Тут Глинка вспоминает, что давно пропущен им срок приема целительной микстуры.

– Яков! – кричит он, – Яков!

Ответа нет. Глинка выжидает некоторое время, потом опускается на подушку. Воображение опять работает с лихорадочной быстротой. Когда же дядька явился, Глинка поразил его монологом:

…Мириться лучше со знакомым злом,

Чем бегством к незнакомому стремиться.

Так всех нас в трусов превращает мысль…

– Опять вы за старое, Михаил Иванович! – укорил Яков. – А доктор сказывает, будто на поправку идете.

– А ну-ка, – перебивает больной, – отвечай немедля: чьи это слова?

– Известно, чьи, – уклончиво отвечает Яков. – Всю болезнь бредите.

– Не виляй, старая лиса, говори толкам!

– Ну, принцевы слова, – негодует Яков. – Да что вы в самом деле, Михаил Иванович! На старости лет и то покою от вас нет. Не хуже вас знаем. Чай, тоже наслушались…

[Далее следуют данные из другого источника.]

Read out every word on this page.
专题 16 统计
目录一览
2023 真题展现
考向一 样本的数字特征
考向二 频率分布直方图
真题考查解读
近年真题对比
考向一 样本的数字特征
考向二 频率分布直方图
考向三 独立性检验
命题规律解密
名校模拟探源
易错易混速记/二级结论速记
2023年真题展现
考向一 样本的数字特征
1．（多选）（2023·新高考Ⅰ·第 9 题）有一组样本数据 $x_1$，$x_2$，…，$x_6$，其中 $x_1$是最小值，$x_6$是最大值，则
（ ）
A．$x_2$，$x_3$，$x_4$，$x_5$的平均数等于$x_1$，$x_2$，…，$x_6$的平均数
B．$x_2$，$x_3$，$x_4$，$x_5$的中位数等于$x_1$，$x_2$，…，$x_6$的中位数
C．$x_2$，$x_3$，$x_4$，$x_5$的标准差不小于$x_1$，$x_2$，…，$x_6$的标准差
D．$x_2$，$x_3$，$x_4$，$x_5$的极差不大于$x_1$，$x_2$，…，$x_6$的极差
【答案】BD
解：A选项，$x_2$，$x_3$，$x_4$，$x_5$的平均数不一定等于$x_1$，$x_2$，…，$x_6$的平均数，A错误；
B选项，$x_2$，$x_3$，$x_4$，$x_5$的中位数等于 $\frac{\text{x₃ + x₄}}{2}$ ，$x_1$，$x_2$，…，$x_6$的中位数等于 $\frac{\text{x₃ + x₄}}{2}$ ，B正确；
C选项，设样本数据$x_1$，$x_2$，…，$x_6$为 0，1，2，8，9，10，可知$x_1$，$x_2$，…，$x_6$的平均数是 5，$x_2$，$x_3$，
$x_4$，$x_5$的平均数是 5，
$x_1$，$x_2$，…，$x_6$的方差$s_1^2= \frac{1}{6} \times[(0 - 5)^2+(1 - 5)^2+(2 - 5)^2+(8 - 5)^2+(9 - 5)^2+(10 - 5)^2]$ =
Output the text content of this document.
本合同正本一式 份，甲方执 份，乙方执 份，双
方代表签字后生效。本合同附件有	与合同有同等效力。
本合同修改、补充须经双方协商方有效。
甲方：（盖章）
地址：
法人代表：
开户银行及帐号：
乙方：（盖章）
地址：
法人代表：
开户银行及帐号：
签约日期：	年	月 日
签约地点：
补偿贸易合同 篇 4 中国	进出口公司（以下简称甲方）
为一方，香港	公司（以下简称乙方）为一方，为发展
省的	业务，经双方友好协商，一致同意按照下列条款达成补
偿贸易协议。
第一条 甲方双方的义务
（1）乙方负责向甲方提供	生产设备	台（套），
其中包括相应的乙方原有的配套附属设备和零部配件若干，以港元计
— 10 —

– Ну, то-то! – довольный, подтверждает Глинка. – Дай-ка мне микстуры да перемени примочку, мой верный Полоний!

Дядька безнадежно машет рукой, потом исполняет приказание. Глинка лежит с новой повязкой на глазах.

А знакомый голос Гамлета настойчиво повторяет:

Мириться лучше со знакомым злом…

– Нет, и тысячу раз нет! – прерывает монолог героя сочинитель оперы и даже садится на постели.

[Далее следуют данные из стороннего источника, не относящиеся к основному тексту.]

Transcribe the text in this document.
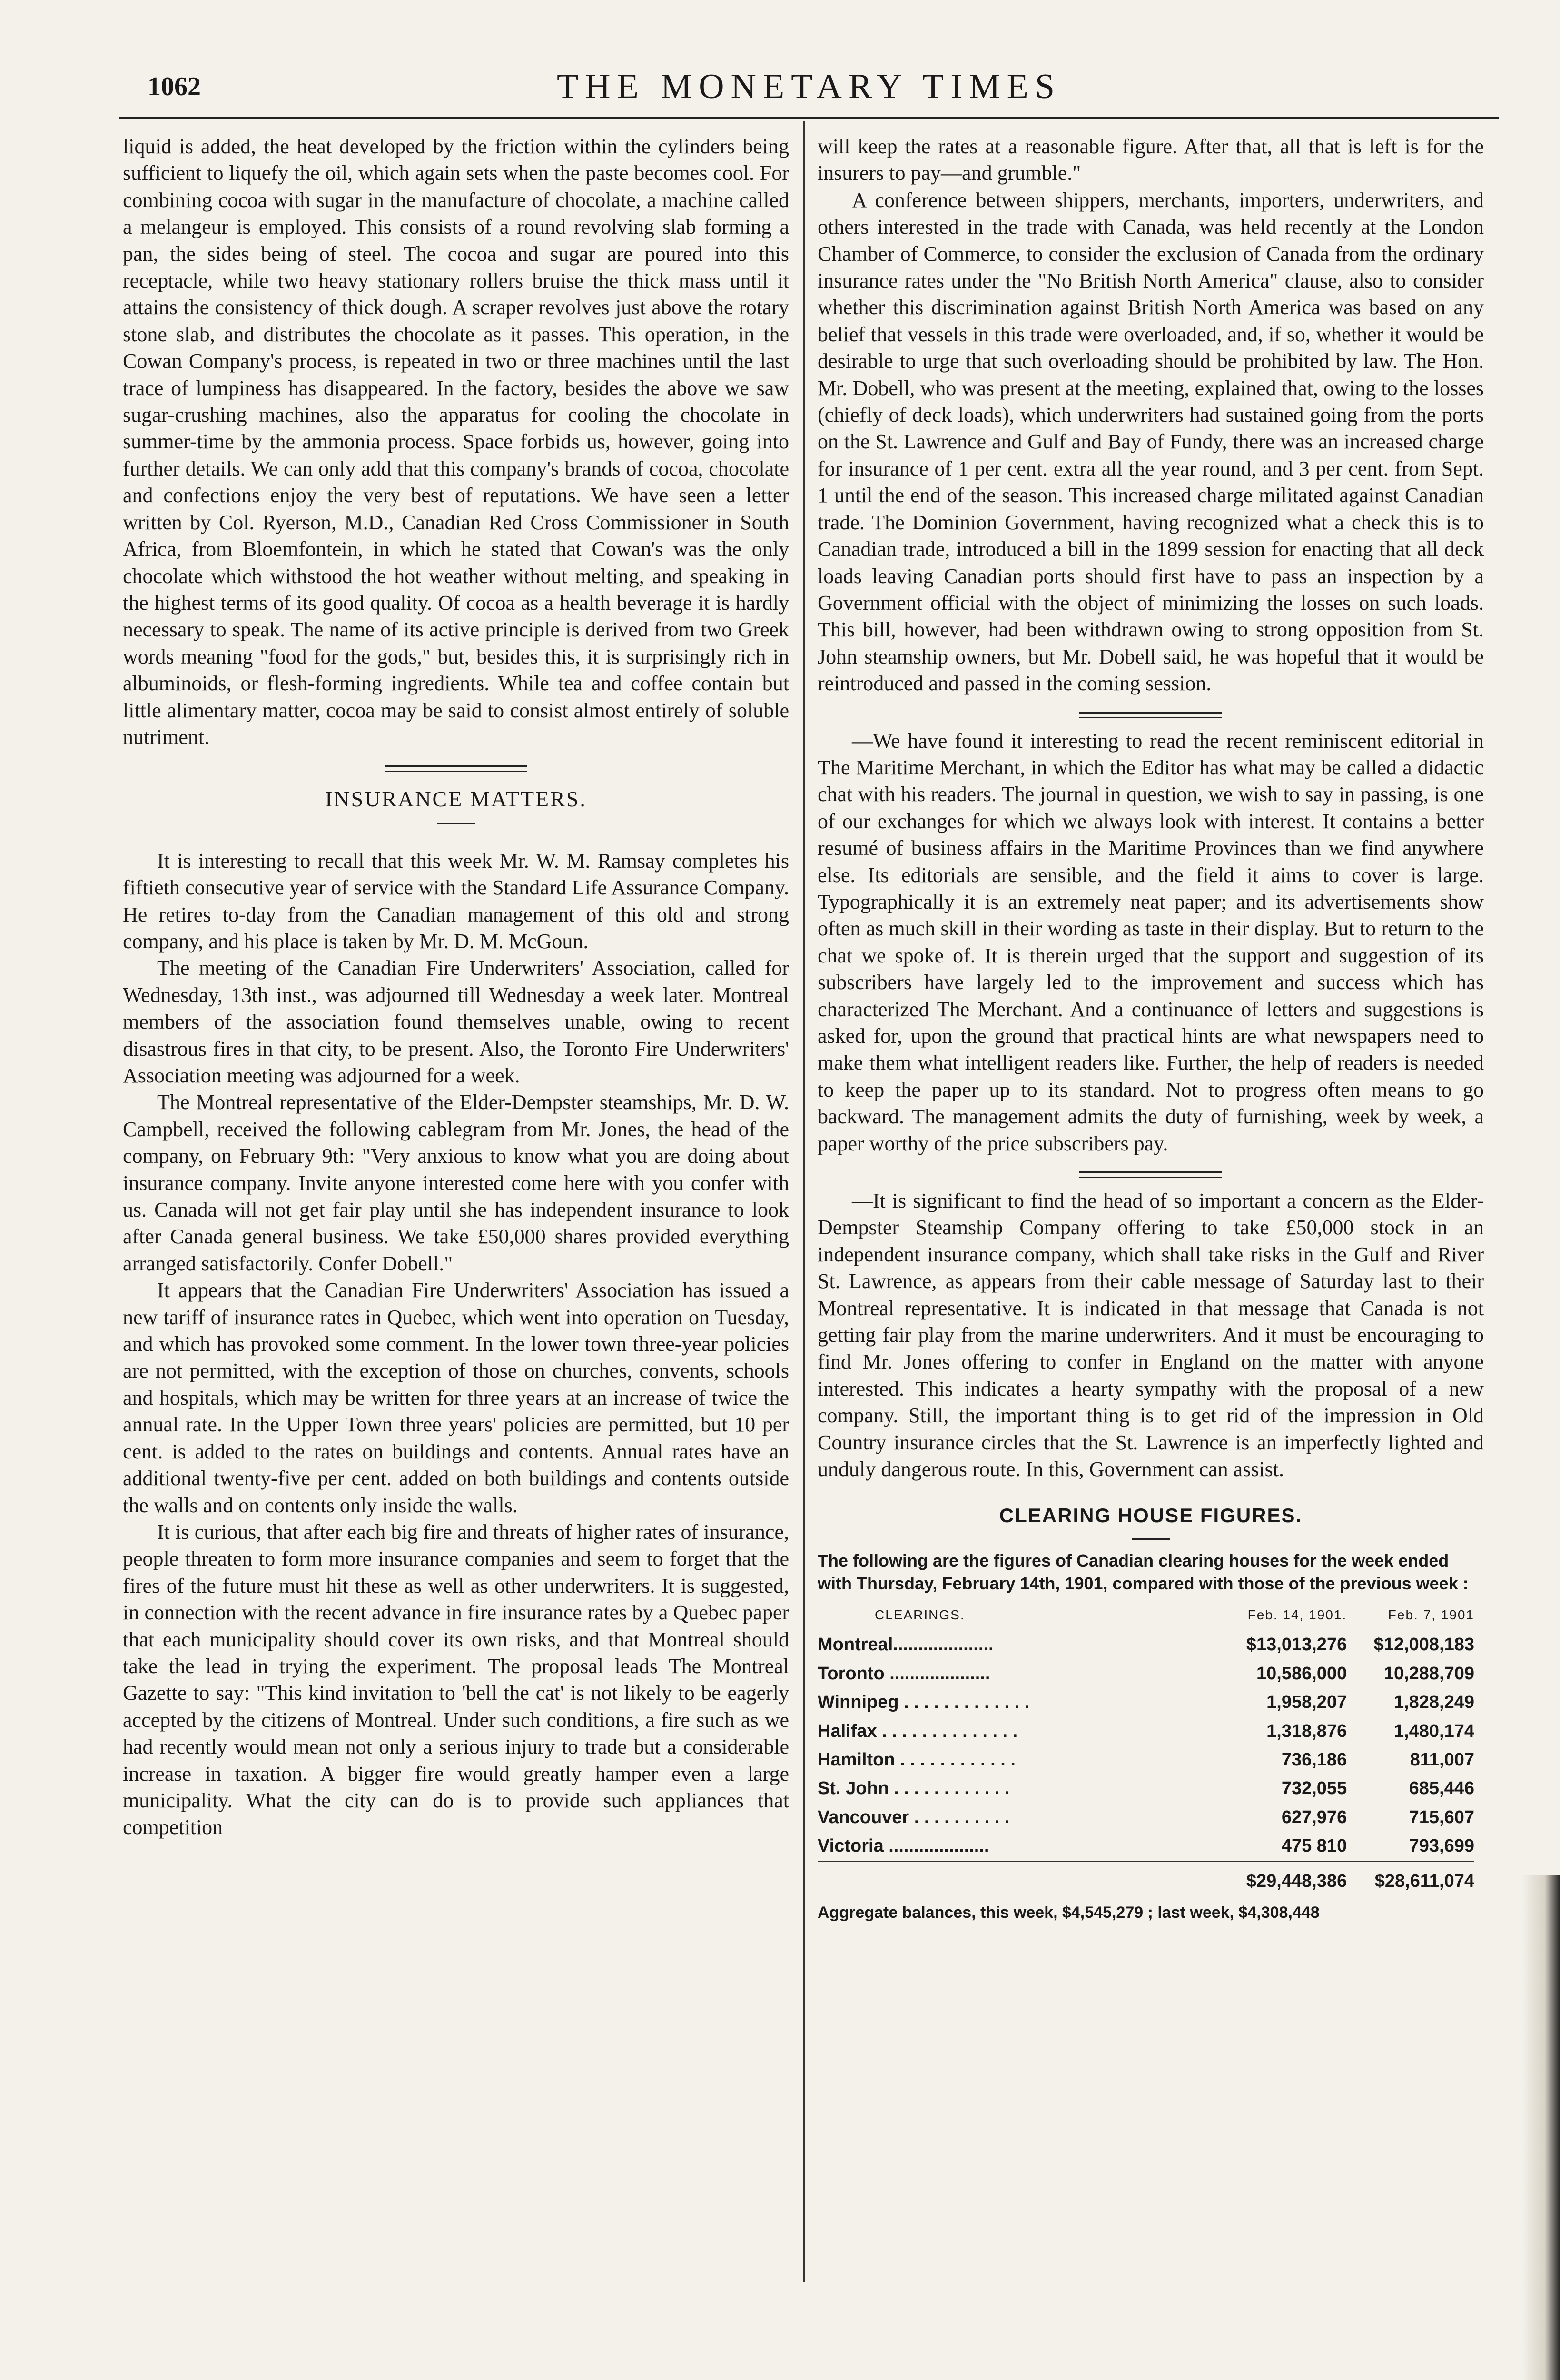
1062	THE MONETARY TIMES

liquid is added, the heat developed by the friction within the cylinders being sufficient to liquefy the oil, which again sets when the paste becomes cool. For combining cocoa with sugar in the manufacture of chocolate, a machine called a melangeur is employed. This consists of a round revolving slab forming a pan, the sides being of steel. The cocoa and sugar are poured into this receptacle, while two heavy stationary rollers bruise the thick mass until it attains the consistency of thick dough. A scraper revolves just above the rotary stone slab, and distributes the chocolate as it passes. This operation, in the Cowan Company's process, is repeated in two or three machines until the last trace of lumpiness has disappeared. In the factory, besides the above we saw sugar-crushing machines, also the apparatus for cooling the chocolate in summer-time by the ammonia process. Space forbids us, however, going into further details. We can only add that this company's brands of cocoa, chocolate and confections enjoy the very best of reputations. We have seen a letter written by Col. Ryerson, M.D., Canadian Red Cross Commissioner in South Africa, from Bloemfontein, in which he stated that Cowan's was the only chocolate which withstood the hot weather without melting, and speaking in the highest terms of its good quality. Of cocoa as a health beverage it is hardly necessary to speak. The name of its active principle is derived from two Greek words meaning "food for the gods," but, besides this, it is surprisingly rich in albuminoids, or flesh-forming ingredients. While tea and coffee contain but little alimentary matter, cocoa may be said to consist almost entirely of soluble nutriment.

INSURANCE MATTERS.

It is interesting to recall that this week Mr. W. M. Ramsay completes his fiftieth consecutive year of service with the Standard Life Assurance Company. He retires to-day from the Canadian management of this old and strong company, and his place is taken by Mr. D. M. McGoun.

The meeting of the Canadian Fire Underwriters' Association, called for Wednesday, 13th inst., was adjourned till Wednesday a week later. Montreal members of the association found themselves unable, owing to recent disastrous fires in that city, to be present. Also, the Toronto Fire Underwriters' Association meeting was adjourned for a week.

The Montreal representative of the Elder-Dempster steamships, Mr. D. W. Campbell, received the following cablegram from Mr. Jones, the head of the company, on February 9th: "Very anxious to know what you are doing about insurance company. Invite anyone interested come here with you confer with us. Canada will not get fair play until she has independent insurance to look after Canada general business. We take £50,000 shares provided everything arranged satisfactorily. Confer Dobell."

It appears that the Canadian Fire Underwriters' Association has issued a new tariff of insurance rates in Quebec, which went into operation on Tuesday, and which has provoked some comment. In the lower town three-year policies are not permitted, with the exception of those on churches, convents, schools and hospitals, which may be written for three years at an increase of twice the annual rate. In the Upper Town three years' policies are permitted, but 10 per cent. is added to the rates on buildings and contents. Annual rates have an additional twenty-five per cent. added on both buildings and contents outside the walls and on contents only inside the walls.

It is curious, that after each big fire and threats of higher rates of insurance, people threaten to form more insurance companies and seem to forget that the fires of the future must hit these as well as other underwriters. It is suggested, in connection with the recent advance in fire insurance rates by a Quebec paper that each municipality should cover its own risks, and that Montreal should take the lead in trying the experiment. The proposal leads The Montreal Gazette to say: "This kind invitation to 'bell the cat' is not likely to be eagerly accepted by the citizens of Montreal. Under such conditions, a fire such as we had recently would mean not only a serious injury to trade but a considerable increase in taxation. A bigger fire would greatly hamper even a large municipality. What the city can do is to provide such appliances that competition

will keep the rates at a reasonable figure. After that, all that is left is for the insurers to pay—and grumble."

A conference between shippers, merchants, importers, underwriters, and others interested in the trade with Canada, was held recently at the London Chamber of Commerce, to consider the exclusion of Canada from the ordinary insurance rates under the "No British North America" clause, also to consider whether this discrimination against British North America was based on any belief that vessels in this trade were overloaded, and, if so, whether it would be desirable to urge that such overloading should be prohibited by law. The Hon. Mr. Dobell, who was present at the meeting, explained that, owing to the losses (chiefly of deck loads), which underwriters had sustained going from the ports on the St. Lawrence and Gulf and Bay of Fundy, there was an increased charge for insurance of 1 per cent. extra all the year round, and 3 per cent. from Sept. 1 until the end of the season. This increased charge militated against Canadian trade. The Dominion Government, having recognized what a check this is to Canadian trade, introduced a bill in the 1899 session for enacting that all deck loads leaving Canadian ports should first have to pass an inspection by a Government official with the object of minimizing the losses on such loads. This bill, however, had been withdrawn owing to strong opposition from St. John steamship owners, but Mr. Dobell said, he was hopeful that it would be reintroduced and passed in the coming session.

—We have found it interesting to read the recent reminiscent editorial in The Maritime Merchant, in which the Editor has what may be called a didactic chat with his readers. The journal in question, we wish to say in passing, is one of our exchanges for which we always look with interest. It contains a better resumé of business affairs in the Maritime Provinces than we find anywhere else. Its editorials are sensible, and the field it aims to cover is large. Typographically it is an extremely neat paper; and its advertisements show often as much skill in their wording as taste in their display. But to return to the chat we spoke of. It is therein urged that the support and suggestion of its subscribers have largely led to the improvement and success which has characterized The Merchant. And a continuance of letters and suggestions is asked for, upon the ground that practical hints are what newspapers need to make them what intelligent readers like. Further, the help of readers is needed to keep the paper up to its standard. Not to progress often means to go backward. The management admits the duty of furnishing, week by week, a paper worthy of the price subscribers pay.

—It is significant to find the head of so important a concern as the Elder-Dempster Steamship Company offering to take £50,000 stock in an independent insurance company, which shall take risks in the Gulf and River St. Lawrence, as appears from their cable message of Saturday last to their Montreal representative. It is indicated in that message that Canada is not getting fair play from the marine underwriters. And it must be encouraging to find Mr. Jones offering to confer in England on the matter with anyone interested. This indicates a hearty sympathy with the proposal of a new company. Still, the important thing is to get rid of the impression in Old Country insurance circles that the St. Lawrence is an imperfectly lighted and unduly dangerous route. In this, Government can assist.

CLEARING HOUSE FIGURES.
The following are the figures of Canadian clearing houses for the week ended with Thursday, February 14th, 1901, compared with those of the previous week :
CLEARINGS.	Feb. 14, 1901.	Feb. 7, 1901
Montreal....................	$13,013,276	$12,008,183
Toronto ....................	10,586,000	10,288,709
Winnipeg . . . . . . . . . . . . .	1,958,207	1,828,249
Halifax . . . . . . . . . . . . . .	1,318,876	1,480,174
Hamilton . . . . . . . . . . . .	736,186	811,007
St. John . . . . . . . . . . . .	732,055	685,446
Vancouver . . . . . . . . . .	627,976	715,607
Victoria ....................	475 810	793,699
	$29,448,386	$28,611,074
Aggregate balances, this week, $4,545,279 ; last week, $4,308,448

Страшно даже минутное примирение со знакомым злом. Гамлетова речь может стать разрушительным ядом для людей безвременья. Рефлексия не излечит безвольных…

Идут дни, но музыкант не повторяет больше вопроса, «быть или не быть». Опере о принце Датском не суждено родиться. Все, что случилось в древнем замке Эльсинор или привиделось гению Шекспира, снова отступает вглубь веков.

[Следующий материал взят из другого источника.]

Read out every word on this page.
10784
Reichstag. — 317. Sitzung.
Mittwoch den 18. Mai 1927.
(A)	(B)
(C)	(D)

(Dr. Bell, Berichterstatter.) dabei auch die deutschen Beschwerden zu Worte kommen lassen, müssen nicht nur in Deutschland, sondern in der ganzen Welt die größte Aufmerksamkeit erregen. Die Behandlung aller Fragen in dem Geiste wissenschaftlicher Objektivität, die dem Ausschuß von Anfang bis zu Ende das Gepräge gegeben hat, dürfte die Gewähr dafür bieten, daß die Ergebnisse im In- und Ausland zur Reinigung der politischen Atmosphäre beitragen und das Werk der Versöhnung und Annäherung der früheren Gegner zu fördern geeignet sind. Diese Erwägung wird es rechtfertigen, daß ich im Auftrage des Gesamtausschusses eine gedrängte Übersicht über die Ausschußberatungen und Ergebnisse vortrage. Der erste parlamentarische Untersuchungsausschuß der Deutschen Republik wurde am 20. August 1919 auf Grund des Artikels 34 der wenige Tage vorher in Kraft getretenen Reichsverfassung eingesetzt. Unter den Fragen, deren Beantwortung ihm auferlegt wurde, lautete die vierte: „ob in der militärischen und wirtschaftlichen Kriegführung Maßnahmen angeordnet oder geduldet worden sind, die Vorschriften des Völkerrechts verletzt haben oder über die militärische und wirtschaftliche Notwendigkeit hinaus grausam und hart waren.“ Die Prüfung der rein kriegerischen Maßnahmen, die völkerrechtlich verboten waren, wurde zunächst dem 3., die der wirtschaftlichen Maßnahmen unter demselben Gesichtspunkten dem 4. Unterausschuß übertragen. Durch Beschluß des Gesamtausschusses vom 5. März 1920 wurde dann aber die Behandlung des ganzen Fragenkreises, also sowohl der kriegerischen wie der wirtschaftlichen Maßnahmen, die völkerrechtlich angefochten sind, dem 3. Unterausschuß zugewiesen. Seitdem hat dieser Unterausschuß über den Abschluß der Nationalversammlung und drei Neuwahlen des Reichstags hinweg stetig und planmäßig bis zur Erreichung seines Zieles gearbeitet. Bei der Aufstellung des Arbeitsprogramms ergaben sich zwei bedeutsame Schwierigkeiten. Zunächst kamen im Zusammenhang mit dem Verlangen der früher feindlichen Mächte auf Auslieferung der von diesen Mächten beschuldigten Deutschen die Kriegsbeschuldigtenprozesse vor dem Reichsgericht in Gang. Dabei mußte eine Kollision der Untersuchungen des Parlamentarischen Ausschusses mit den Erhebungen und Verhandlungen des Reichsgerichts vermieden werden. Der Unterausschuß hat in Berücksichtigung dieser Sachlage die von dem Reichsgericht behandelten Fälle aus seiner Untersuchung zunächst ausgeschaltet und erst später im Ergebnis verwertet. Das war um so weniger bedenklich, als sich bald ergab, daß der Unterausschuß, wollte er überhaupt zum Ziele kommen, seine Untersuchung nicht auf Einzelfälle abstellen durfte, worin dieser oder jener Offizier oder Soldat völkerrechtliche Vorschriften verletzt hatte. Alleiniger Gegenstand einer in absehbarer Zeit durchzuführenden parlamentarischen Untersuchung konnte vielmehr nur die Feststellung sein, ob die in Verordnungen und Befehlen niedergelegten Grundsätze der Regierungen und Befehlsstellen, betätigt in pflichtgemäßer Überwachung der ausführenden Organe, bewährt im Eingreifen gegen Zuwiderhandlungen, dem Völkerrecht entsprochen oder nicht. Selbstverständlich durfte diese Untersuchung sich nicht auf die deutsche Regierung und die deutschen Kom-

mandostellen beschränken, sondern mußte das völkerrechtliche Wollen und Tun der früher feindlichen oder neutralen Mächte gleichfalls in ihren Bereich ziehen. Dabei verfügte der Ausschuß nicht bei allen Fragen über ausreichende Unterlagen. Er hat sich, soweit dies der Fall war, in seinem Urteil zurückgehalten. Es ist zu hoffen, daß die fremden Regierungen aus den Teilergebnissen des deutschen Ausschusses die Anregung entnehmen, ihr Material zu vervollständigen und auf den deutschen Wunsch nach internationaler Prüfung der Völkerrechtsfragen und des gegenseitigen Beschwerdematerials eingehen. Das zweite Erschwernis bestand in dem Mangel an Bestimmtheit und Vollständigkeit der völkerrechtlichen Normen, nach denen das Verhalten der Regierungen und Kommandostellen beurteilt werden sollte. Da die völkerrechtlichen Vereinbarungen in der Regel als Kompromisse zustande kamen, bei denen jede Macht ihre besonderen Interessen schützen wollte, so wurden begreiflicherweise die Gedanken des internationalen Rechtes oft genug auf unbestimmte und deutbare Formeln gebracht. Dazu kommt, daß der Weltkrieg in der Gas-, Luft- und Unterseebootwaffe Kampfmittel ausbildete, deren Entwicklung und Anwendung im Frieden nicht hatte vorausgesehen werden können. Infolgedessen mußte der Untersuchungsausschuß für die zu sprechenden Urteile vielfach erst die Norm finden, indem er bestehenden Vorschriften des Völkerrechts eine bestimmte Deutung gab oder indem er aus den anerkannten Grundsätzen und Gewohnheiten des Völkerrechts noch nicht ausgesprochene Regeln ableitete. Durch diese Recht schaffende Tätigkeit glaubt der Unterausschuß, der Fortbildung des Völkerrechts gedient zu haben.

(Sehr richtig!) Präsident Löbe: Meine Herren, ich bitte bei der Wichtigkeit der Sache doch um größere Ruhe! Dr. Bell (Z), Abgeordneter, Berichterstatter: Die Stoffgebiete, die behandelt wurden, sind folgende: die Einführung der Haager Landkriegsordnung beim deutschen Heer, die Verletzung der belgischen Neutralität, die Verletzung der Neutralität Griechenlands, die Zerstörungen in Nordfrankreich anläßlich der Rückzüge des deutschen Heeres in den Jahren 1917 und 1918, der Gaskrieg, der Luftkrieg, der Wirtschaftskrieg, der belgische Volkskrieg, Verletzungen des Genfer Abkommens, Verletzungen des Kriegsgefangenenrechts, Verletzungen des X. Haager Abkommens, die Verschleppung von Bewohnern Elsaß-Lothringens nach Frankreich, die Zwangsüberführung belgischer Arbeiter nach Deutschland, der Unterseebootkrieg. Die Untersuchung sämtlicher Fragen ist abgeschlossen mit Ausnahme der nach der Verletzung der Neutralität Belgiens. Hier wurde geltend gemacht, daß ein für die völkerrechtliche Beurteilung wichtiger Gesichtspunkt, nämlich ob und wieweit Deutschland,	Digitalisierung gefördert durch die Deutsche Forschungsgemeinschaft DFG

А за стеной слышится знакомый голос, и Глинка приветствует Одоевского.

– Наконец-то навестили болящего, Владимир Федорович!

– Да я только вчера вернулся в город. Что за напасть на вас, Михаил Иванович?

Глинка показал на опущенные шторы, на повязку на глазах.

– Вот, терплю ковы Черномора, – сказал он, – и нет для меня Руслана, или медлит витязь явиться.

Одоевский ощупью нашел кресло у стола. Весь стол был уставлен лекарствами. Сам хозяин едва был видим во мраке. Ковы Черномора действовали со всей наглядностью. А Глинка вдруг приподнялся, сорвал с глаз повязку и с горячностью заговорил о пушкинской поэме:

– Есть там одна песня, которая с ума нейдет.

И он начал Русланов-монолог:

О поле, поле, кто тебя

Усеял мертвыми костями?

Чей борзый конь тебя топтал

В последний час кровавой битвы?..

– Михаил Иванович, – спросил, дождавшись окончания монолога, Одоевский, – сколько помнится, мысли ваши были заняты Гамлетом?

– Да, – откликнулся Глинка, – был я им болен, да выздоровел.

– Но Шекспир принадлежит всему человечеству и нам, русским, – возразил Одоевский. – Если вы чувствуете, что можете создать музыку Шекспировой силы, тогда заклинаю вас: не оставляйте этого замысла, ибо всегда и всюду будут говорить людям создания Шекспира.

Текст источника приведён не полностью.